- И какого рожна?!
- Тебе, Плёх, это не понять. Я же говорю, не могу без воды. А ты и в баню раз в году ходишь, а Пасху.
Еще с полчаса мужики гутарили о том и сем, но Шаман никак не ставил за уговор заветную фляжку винца. Солнце уже перевалило за полдень. В хате от накуренного чада нечем было дышать, но мужики упорно высиживали желаемое, получалось вроде, как Азовское сидение.
Чертан решил тему приблизить и начал:
- Раз по весне братан говорит мне: "Давай, мол, сходим за вином. У меня дружбан в Мелиховке, а у него вдова знакомая, уж больно доброе вино держит". Ну, мы и мотанули. А вдова и будь на месте. Перепробовали у нее все вина, потом из одной бочки набрали в бутылки. Говорим, дескать, выпили бы сверх того еще чуток, прямо здесь же, если можно, конечно. У вдовы бутылок не оказалось. Так она взяла, в деревянную лохань отмерила четыре литра и кружку дала красную, в крапинках. Метрах в десяти от погреба акации росли. Вод под ними мы и устроились на травке. Лоханку с вином рядышком поставили и кружку тоже, потом торбу свою развязали. А в ней колбаса копченая, сало, всякие там соленья. Закусваем, толкуем о том о сем, а как в горле подсохнет, мы, значит, кружкой-то в лохань. Сидим, потягиваем. Солнце в лохань попало - так, поверишь, вино снизу доверху засветилось. Я такого золотистого вина отродясь не видал. Сижу себе, на вино пялюсь да сквозь него деревянную клепку на дне увидел. На совесть сработано было. Все думал: кто бы это мог так сработать?
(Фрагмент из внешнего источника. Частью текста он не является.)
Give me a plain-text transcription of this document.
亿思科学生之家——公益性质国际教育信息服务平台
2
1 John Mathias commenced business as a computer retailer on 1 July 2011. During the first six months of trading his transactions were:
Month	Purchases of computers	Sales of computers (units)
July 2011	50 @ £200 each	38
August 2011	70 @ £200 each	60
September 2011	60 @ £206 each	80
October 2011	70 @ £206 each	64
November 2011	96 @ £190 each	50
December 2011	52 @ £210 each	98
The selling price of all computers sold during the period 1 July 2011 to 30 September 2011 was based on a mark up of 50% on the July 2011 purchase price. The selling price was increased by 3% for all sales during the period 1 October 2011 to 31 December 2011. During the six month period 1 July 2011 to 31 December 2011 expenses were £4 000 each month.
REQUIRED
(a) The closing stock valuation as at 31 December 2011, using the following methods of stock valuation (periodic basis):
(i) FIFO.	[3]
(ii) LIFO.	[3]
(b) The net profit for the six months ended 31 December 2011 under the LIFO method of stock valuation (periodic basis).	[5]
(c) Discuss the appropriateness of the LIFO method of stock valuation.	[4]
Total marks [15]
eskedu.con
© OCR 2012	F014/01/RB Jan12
- И кто же? - оживился Мадьяр.
- А не знаю. Больше ни разу не ходил. Братана дружбан - тот на шахту подался и там сгинул, погиб, значит, в обвале.
- И чё их, дурней, по свету носит? - Михай решил поддержать братана в беседе. - За красивой жизнью бегают? Эх, и ничегошеньки-то они не смыслят в красоте! Наш Дон один чего стоит: река-то - глаз не оторвать. А поля кукурузные на том берегу... А про акациевую рощу забыли? Ведь по ней походишь - будто сызнова народишься, а заодно и уму-разуму неберешься, хоть что-то да поймешь из этого мира, в котором мы живем.
Шаман крякнул. Обтер усы коричневыми от никотина пальцами, обвел взглядом публику... и пошел в чулан. Нацедил фляжку вина, крикнул: "Плёх!" Того звать по два раза не надо. Мужики загалдели, лица их посветлели от предвкушения выпивки. Закурили.
После первого стакана разговор вернулся к постройке дома, будто они уже его сломали и теперь осталось сгондобить новые верха.
- А че передали по радио, слыхали? - спросил уже захмелевший Плёх.
- Чаыо?
- Да ну тебя с твоим радио.
- Не, правда. Чё негры творят, слыхали?
Мадьяр на правах бригадира потребовал: расскажи!
Плёх нацедил стакан, выпил.
- У них там, в Африке, полный базар. Лумумбу убили, а его министру, какому-то Мулеле, вообще один солдат вырвал сердце и сожрал. Во гад!
- Так они же негры.
- Один черт - черные.
По домам разошлись поздно, уже в темноте. Сговорились собраться рано утром, принести инструмент - кто что имеет. Братья направились к Бразильцу, взять в долг, а Плёх и так ушел еле волоча ноги.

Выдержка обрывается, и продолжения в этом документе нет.